Numerical simulations validate the performance and contributions of the proposed algorithm. In 3D trajectory tracking scenarios, errors in all axes decreased rapidly without oscillation, demonstrating superior stability. Compared to QP-based controllers, the proposed method showed faster error reduction during the transient phase and maintained precise tracking without residual steady state errors. The distinction in computational efficiency is even more pronounced. The proposed algorithm reduced average computation time per control loop by more than 13 times compared to the QP-based approach, while maintaining minimal time variation. While QP-based controllers suffer from high computational burdens and potential time spikes, the proposed method’s efficiency is particularly critical for practical applications requiring high-frequency control (above 1 kHz). By decomposing the total DOF of the WMM, this paper offers a new control paradigm that lowers control difficulty and confirms the fundamental feasibility of WBTC.
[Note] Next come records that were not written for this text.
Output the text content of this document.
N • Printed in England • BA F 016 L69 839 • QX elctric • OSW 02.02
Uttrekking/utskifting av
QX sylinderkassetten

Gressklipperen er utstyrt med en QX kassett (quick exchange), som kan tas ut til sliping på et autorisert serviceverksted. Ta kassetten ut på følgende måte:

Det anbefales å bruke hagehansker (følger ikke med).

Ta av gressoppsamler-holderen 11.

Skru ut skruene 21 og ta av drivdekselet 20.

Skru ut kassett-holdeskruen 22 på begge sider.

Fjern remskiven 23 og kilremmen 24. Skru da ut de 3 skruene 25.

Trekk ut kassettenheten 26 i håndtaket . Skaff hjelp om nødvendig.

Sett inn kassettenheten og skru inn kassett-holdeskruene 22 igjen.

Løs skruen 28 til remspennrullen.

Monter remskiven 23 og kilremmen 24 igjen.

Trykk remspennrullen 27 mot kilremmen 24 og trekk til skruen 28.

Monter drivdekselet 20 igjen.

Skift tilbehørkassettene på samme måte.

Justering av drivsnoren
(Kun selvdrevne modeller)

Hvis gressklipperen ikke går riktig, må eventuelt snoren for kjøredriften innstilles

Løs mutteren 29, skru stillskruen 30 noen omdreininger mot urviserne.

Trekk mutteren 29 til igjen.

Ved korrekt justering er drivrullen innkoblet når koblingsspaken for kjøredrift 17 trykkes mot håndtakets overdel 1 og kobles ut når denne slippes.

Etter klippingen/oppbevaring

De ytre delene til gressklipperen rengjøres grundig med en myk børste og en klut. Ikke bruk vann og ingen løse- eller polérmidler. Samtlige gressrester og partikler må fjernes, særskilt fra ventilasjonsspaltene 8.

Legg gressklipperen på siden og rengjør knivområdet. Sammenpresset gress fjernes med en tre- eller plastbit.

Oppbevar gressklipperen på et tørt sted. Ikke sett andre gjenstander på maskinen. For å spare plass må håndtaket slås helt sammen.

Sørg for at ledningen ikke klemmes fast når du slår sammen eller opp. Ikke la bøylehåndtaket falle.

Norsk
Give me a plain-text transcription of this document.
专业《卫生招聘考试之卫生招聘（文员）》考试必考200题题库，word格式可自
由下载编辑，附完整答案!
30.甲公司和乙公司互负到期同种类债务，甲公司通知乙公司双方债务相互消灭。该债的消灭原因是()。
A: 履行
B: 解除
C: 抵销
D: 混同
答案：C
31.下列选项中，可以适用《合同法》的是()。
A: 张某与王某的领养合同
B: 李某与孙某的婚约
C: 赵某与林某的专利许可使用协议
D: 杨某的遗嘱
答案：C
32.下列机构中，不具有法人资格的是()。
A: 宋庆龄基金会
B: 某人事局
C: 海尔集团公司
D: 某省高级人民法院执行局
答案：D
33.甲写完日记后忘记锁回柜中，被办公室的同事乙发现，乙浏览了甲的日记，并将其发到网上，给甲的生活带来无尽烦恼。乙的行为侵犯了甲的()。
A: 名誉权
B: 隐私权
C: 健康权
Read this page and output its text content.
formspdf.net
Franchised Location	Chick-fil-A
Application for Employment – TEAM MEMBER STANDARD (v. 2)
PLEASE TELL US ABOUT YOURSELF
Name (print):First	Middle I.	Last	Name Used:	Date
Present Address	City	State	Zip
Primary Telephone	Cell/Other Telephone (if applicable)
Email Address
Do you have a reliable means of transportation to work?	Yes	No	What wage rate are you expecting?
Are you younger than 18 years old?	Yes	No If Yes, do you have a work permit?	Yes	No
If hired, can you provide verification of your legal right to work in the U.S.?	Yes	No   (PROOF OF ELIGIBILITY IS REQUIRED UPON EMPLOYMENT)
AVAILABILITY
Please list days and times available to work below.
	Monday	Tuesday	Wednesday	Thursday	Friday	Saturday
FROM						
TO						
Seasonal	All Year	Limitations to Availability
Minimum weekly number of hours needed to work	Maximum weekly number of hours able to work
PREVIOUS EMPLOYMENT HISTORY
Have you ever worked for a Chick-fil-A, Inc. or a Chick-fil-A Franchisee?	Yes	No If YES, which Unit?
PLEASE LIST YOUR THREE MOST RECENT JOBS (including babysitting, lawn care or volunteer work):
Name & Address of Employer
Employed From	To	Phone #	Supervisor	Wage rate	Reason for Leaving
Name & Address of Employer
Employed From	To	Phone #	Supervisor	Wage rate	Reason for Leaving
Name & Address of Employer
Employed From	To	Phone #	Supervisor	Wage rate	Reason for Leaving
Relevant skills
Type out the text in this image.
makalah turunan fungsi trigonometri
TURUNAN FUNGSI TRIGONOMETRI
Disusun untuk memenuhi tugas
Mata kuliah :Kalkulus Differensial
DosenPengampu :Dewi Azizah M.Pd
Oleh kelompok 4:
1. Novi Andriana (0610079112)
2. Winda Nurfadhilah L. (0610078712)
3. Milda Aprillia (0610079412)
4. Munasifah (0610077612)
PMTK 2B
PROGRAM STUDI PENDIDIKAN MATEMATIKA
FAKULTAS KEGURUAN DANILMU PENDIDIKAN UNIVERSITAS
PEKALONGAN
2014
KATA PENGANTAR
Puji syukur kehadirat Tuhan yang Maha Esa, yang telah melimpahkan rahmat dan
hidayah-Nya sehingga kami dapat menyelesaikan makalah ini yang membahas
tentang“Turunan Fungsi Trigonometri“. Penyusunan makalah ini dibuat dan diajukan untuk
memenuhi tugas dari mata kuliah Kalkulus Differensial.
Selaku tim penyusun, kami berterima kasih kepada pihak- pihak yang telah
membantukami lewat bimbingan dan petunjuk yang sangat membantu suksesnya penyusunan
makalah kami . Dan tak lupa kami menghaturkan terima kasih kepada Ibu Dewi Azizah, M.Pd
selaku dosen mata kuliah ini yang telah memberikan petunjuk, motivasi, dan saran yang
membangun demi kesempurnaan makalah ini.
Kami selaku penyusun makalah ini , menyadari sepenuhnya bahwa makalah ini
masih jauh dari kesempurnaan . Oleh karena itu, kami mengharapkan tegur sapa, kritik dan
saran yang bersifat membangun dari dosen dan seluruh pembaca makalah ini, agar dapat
However, for real-world deployment where disturbances and uncertainties exist, further research is needed in the following areas. Regarding disturbance compensation, the proposed kinematic-based framework does not explicitly account for dynamic uncertainties such as payload variations, friction, and inertia changes; the integration of adaptive or online data-driven compensation techniques is required to maintain tracking performance under such conditions. Regarding fault detection, actuator faults including wheel slip and joint performance degradation may occur during prolonged operation, necessitating fault-tolerant control strategies that can detect and accommodate such faults without compromising stability. Regarding collision avoidance, the current framework does not incorporate obstacle avoidance capabilities; in cluttered or dynamic environments, the integration of real-time collision avoidance with the proposed control authority switching mechanism is essential to ensure safe operation.
In conclusion, the proposed EE-driven WBTC method significantly reduces computational complexity compared to previous approaches while maintaining stable and accurate tracking. These results demonstrate that the proposed method is a practical and viable framework with strong real time applicability for mobile manipulator systems.